January 14, 2022

Things Creators must Consider About NFTs

by Sebastian Calderon
NFTs Creators

Knowing how much some NFTs sell for, it’s no surprise everyone wants to get out there and start selling their artwork. People are even searching the keyword NFT more than they are searching Ethereum.

However, there are a couple of things all creators must know before dabbling in the NFT world. As with any type of business or investment, NFTs come with their own restrictions, rules, and loopholes that creators should be aware of before jumping ship. And that’s not even starting on taxes and intellectual property rights!

Let’s find out what creators must consider about NFTs:

Become part of the NFT community

First things first, how does a creator stand out from the NFT crowd?

Building a community within the NFT world is one of the most important first steps to make a name for yourself out there in the digital world.

To do so, join NFT Discord groups, subreddits such as r/nft and participate in Twitter giveaways. Maybe host one yourself with your own NFTs to promote yourself as a creator. 

Make sure you know what you can offer to stand out. Following crowds will only make your NFT blend in. On top of that, NFTs will not be an overnight success. As with real-life painters, it might take months or years for artwork to catch on. Establishing relationships will be important in the long-term as a digital artist.

Creators should have IP rights

Creators and sellers of NFTs must have the intellectual property rights of the artwork to sell it to you, lest they infringe the law. Since the seller of an NFT isn’t a physical person and rather an ETH address, it’s difficult to tell if they are who they claim to be. 

Beware of gas fees

Understanding the gas fee is crucial to understanding how NFTs work. It’s not uncommon for a buyer to go on OpenSea seeking to purchase some art for $30 and end up paying $200 in total because of the gas fees. While Ethereum is moving away from the mining model with time, this still applies and uses a lot of energy. Since the network is so congested, gas fees rise up. The more bids an NFT receives, the more energy it requires. It requires so much energy that one NFT sale could potentially heat up several swimming pools for a long time. This is because smart contract transactions are more expensive than a bank transfer, involve computer resources, storage and will consume energy to be done. 

NFTs are URLs

Many NFT creators aren’t aware that most NFTs are URLs that host pieces of data that allow the owner to interact with the digital asset. NFTs grant you access to the URL and the right to interact with it, but not the right to the artwork. 

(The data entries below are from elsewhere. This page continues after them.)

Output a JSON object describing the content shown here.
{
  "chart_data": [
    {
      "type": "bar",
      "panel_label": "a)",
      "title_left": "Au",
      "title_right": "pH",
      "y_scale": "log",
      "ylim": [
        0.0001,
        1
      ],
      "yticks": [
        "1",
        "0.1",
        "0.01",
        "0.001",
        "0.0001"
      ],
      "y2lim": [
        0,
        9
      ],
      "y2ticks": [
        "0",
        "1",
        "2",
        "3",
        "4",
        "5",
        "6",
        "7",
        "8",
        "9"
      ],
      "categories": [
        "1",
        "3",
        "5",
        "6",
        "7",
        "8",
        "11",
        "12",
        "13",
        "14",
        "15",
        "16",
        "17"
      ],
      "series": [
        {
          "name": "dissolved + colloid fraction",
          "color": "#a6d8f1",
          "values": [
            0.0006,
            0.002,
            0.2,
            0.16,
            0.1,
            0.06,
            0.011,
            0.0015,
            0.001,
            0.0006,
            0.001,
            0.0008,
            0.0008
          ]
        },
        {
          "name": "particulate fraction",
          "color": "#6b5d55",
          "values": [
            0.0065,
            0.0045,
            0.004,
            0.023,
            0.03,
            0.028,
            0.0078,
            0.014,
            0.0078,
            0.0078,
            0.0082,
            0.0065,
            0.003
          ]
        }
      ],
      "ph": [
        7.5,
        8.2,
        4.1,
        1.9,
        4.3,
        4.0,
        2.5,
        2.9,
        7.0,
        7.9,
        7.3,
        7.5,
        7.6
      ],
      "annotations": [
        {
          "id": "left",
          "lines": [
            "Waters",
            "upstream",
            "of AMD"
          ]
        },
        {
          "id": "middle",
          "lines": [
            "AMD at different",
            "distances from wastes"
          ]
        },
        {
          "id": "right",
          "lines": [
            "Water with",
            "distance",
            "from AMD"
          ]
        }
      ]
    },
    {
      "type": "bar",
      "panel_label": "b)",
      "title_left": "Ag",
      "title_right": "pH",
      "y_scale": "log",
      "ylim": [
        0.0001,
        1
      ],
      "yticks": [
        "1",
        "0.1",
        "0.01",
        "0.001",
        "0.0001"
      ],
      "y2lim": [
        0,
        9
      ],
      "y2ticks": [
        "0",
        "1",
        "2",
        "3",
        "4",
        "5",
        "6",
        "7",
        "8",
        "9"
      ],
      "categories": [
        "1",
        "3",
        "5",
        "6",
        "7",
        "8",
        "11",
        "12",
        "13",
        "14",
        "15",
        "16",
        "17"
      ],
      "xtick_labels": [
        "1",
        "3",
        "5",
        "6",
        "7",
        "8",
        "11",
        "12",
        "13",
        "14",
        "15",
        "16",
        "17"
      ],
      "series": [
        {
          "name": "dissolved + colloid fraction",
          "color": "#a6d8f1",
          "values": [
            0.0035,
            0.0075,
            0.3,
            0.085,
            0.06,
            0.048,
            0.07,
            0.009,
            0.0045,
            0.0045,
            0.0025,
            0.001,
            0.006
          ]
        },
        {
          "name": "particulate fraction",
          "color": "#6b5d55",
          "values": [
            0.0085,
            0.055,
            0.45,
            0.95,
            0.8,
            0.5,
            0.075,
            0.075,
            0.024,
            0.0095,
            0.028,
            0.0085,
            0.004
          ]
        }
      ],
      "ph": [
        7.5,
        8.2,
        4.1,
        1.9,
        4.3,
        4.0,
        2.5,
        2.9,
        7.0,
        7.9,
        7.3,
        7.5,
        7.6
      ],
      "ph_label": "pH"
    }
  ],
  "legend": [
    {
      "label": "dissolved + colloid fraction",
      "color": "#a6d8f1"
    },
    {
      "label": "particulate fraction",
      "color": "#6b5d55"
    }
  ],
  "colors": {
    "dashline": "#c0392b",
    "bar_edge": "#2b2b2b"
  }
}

Counterfeit NFTs exist, and while the Blockchain makes it impossible for an NFT to be duplicated, let’s remember that the content associated with the URL you’re purchasing could infringe intellectual property rights violations.

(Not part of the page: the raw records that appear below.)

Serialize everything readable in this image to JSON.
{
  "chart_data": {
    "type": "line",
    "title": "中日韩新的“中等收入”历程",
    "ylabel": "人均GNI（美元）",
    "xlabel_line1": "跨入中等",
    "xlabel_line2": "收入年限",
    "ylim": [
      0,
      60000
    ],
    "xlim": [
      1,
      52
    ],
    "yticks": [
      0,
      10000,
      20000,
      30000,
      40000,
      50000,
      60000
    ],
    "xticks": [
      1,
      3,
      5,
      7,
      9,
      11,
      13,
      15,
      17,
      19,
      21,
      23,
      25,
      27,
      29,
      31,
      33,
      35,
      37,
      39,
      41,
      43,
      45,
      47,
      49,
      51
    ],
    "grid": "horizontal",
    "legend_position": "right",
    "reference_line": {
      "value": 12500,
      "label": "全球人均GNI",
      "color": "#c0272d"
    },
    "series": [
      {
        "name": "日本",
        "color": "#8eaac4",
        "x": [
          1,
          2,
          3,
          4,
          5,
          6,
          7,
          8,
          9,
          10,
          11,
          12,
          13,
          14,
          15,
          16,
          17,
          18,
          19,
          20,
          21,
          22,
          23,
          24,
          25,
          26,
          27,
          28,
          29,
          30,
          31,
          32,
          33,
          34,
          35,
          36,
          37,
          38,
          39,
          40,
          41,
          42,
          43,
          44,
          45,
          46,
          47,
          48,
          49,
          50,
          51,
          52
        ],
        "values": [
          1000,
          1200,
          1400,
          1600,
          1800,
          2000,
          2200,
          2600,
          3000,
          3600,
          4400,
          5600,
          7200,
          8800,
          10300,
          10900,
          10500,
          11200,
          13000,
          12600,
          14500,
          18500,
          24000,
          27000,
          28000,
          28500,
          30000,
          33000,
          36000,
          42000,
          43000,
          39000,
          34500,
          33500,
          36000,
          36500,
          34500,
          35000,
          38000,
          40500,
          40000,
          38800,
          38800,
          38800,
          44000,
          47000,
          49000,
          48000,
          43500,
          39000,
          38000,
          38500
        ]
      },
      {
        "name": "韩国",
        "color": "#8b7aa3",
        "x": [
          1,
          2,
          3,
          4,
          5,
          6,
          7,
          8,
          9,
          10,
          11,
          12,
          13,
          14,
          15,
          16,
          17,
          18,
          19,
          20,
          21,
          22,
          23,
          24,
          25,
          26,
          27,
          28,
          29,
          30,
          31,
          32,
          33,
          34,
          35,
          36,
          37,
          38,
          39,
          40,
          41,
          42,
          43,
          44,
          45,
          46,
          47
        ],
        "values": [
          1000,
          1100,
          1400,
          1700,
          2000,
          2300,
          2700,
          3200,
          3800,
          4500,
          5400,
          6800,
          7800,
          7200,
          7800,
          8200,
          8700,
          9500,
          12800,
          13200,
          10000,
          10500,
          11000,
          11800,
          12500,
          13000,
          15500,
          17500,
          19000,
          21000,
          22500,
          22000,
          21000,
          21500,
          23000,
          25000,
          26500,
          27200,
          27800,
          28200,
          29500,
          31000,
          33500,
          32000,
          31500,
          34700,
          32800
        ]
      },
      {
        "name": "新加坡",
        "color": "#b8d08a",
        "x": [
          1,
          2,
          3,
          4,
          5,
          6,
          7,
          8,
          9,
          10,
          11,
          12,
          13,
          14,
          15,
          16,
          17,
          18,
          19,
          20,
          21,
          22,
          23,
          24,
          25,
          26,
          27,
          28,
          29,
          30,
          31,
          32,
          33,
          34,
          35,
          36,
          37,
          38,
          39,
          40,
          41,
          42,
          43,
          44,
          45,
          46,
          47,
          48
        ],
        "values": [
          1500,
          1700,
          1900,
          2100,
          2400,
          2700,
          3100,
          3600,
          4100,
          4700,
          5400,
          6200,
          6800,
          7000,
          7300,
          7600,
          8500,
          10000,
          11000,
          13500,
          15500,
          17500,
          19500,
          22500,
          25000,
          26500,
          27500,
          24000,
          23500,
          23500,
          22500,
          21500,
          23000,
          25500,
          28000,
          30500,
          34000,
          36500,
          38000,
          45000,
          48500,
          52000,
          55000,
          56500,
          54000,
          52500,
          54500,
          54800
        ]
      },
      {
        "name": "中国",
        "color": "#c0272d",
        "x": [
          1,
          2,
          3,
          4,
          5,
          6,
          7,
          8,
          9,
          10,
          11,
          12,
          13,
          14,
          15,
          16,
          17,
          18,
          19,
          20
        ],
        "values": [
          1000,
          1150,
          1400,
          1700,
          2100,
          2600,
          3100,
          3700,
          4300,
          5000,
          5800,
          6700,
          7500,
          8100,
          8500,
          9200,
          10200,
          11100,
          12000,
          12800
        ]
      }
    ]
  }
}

NFTs don’t last forever. While being digital assets spares them of physical degradation, NFTs are dependent on the maintenance of their blockchain and also the marketplace where it is hosted. At least Ethereum claims that their website never goes down, so you can count on them being available there.

NFTs might have royalties

Finally, NFTs can and most likely will have a royalty percentage. This means is that if you purchase the NFT and sell it, the creator will receive a percentage of that sale, including that of future sellers. This allows creators to compensate for their artwork being resold, but some might set the percentage to a number so high that you won’t be really making any profit from selling it. Some creators even sell these royalty NFT pieces to unsuspecting buyers, essentially robbing them of the possibility of actually making a profit, due to how the fees would most likely eat away at the remaining income.

As a creator, you can use royalties to your advantage, but don’t be a scammer and damage your reputation.

Getting into the NFT business can be a very risky adventure if you don’t know how to navigate the waters of digital fungible tokens. Understand intellectual rights properties, marketplace fees, and taxes to get the basics out of the way.